Updated: Sunday, December 13, 2009

Dear Editor,

I'm disappointed that student managers of WFSE and faculty advisers recommended the suspension (originally termination) of Andrew Miller and Aaron MacWhirter for their on-air parody of SGA President Kristen Zelechowski on April 2.

The United States Supreme Court in Hustler Magazine v Falwell (docket #: 86-1278) (1988) has made clear that the First Amendment protects satire and parody as free speech.

The court was wise in doing so.

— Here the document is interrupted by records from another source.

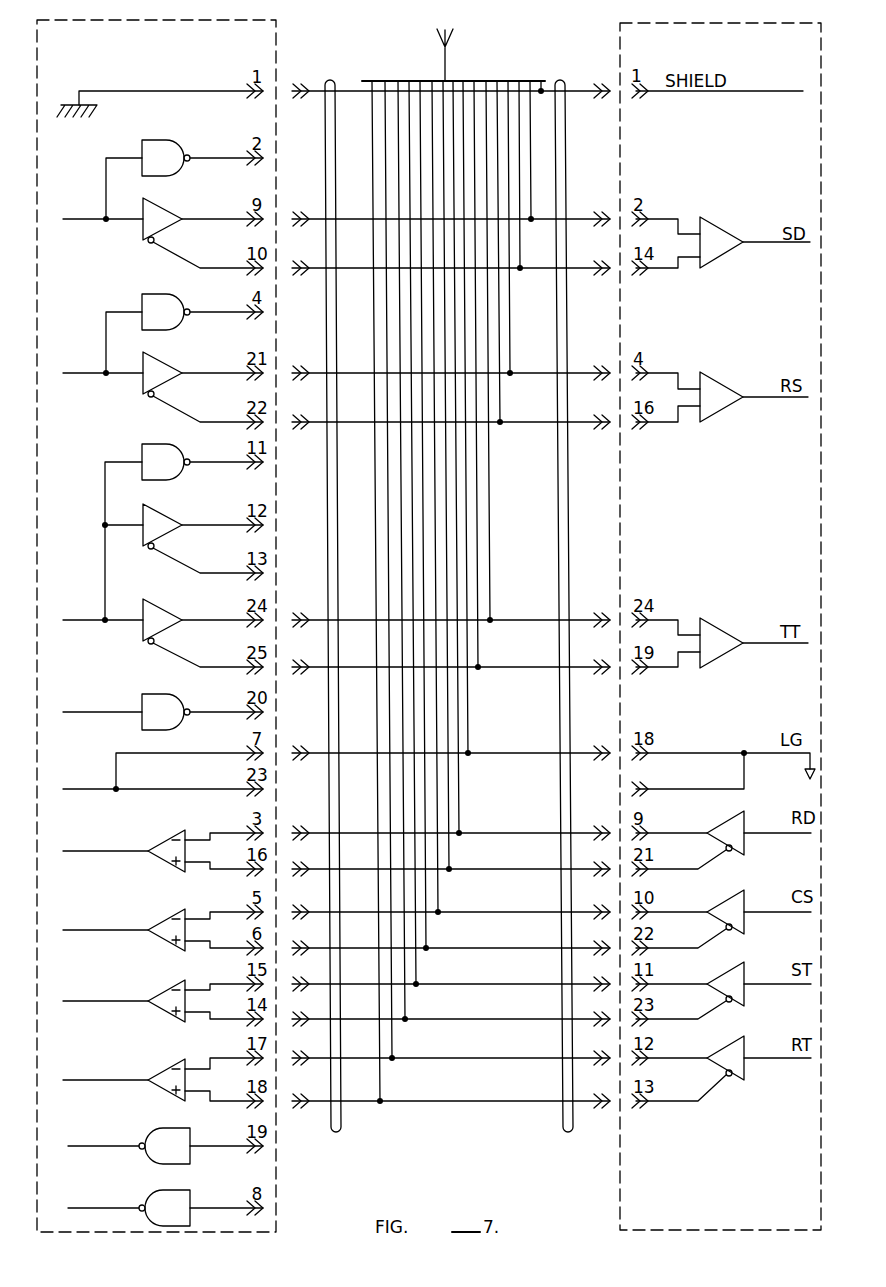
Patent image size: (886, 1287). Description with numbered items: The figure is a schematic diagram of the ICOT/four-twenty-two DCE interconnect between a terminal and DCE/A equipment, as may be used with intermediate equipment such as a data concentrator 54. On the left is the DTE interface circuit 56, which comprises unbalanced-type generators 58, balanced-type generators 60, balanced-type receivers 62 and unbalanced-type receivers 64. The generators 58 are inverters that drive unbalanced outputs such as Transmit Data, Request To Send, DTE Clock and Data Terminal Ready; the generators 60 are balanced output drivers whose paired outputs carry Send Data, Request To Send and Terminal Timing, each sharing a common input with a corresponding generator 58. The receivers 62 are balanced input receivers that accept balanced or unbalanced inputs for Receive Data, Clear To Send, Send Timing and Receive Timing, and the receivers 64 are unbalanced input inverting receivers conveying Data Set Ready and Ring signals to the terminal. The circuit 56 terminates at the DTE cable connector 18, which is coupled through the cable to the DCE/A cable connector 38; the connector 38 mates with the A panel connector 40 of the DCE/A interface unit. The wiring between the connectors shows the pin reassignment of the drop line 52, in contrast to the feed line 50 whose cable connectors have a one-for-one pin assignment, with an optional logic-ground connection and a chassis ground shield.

The third type cable connector 18 is at (285, 82).
The sixth type cable connector 38 is at (602, 82).
The A panel connector 40 is at (440, 36).
The feed line 50 is at (447, 70).
The drop line 52 is at (333, 79).
The data concentrator 54 is at (613, 29).
The DTE interface circuit 56 is at (262, 22).
The type RS-232C generator 58 is at (168, 141).
The type RS-422 generator 60 is at (165, 206).
The type RS-422 receiver 62 is at (163, 832).
The type RS-232C receiver 64 is at (172, 1129).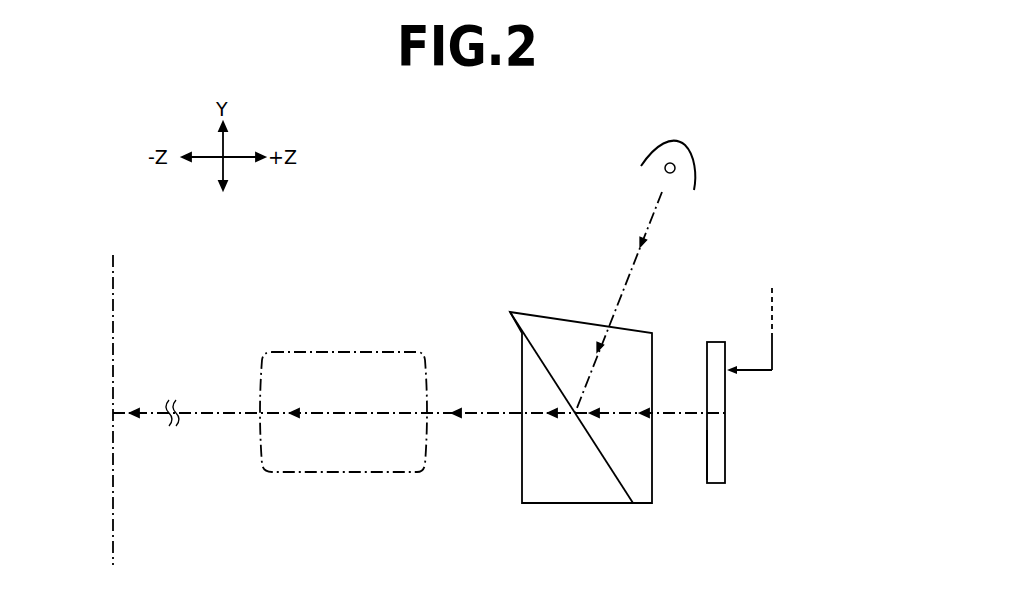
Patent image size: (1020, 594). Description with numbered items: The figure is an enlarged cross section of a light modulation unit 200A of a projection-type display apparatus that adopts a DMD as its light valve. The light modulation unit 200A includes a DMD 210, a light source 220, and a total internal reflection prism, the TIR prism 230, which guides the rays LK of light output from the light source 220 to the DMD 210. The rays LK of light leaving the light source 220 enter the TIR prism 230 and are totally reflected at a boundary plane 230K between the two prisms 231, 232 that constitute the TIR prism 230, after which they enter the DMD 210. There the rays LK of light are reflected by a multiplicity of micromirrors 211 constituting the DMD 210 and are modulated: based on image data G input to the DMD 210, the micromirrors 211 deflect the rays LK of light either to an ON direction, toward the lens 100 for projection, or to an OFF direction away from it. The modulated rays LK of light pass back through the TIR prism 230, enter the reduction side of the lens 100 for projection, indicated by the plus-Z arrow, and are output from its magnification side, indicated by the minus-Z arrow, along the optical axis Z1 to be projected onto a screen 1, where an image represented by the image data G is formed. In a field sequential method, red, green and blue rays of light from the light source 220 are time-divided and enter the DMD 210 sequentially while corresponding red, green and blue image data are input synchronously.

The screen 1 is at (114, 299).
The optical axis Z1 is at (191, 411).
The lens for projection 100 is at (316, 346).
The rays of light LK is at (486, 410).
The total internal reflection prism 230 is at (590, 401).
The boundary plane 230K is at (535, 346).
The prism 231 is at (580, 330).
The prism 232 is at (548, 506).
The light source 220 is at (644, 149).
The light modulation unit 200A is at (769, 105).
The DMD 210 is at (718, 334).
The micromirrors 211 is at (707, 440).
The image data G is at (776, 362).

For centuries, satire and parody have defamiliarized ordinary language, its practitioners using wit to expose vice, corruption, folly, and injustice, with the intention of improving existing conditions.

Although satire and parody often offend their targets, the court has made clear that those satirized cannot sue for damages unless they can prove intentional malice.

In rendering its decision, the Supreme Court appropriately recognized that the benefit from the free exchange of ideas supercedes the potential emotional distress parody may inflict upon its targets.

Although Hosty v Carter (doc. # 05-377) (2006) has recently set precedent that school administrators have the right to exercise editorial control over student publications (the licensure of radio broadcasts is an even more complex issue regarding free speech), extreme measures of censorship are incongruous with the intentions of free speech clauses and should be limited only to the most egregious journalistic offenses.

In this case, Andrew and Aaron's actions seem well within the boundaries of accepted journalistic practice. First Amendment rights shouldn't end at the campus border, and both students should be reinstated to their positions immediately--though this late in the semester such an action would be merely symbolic.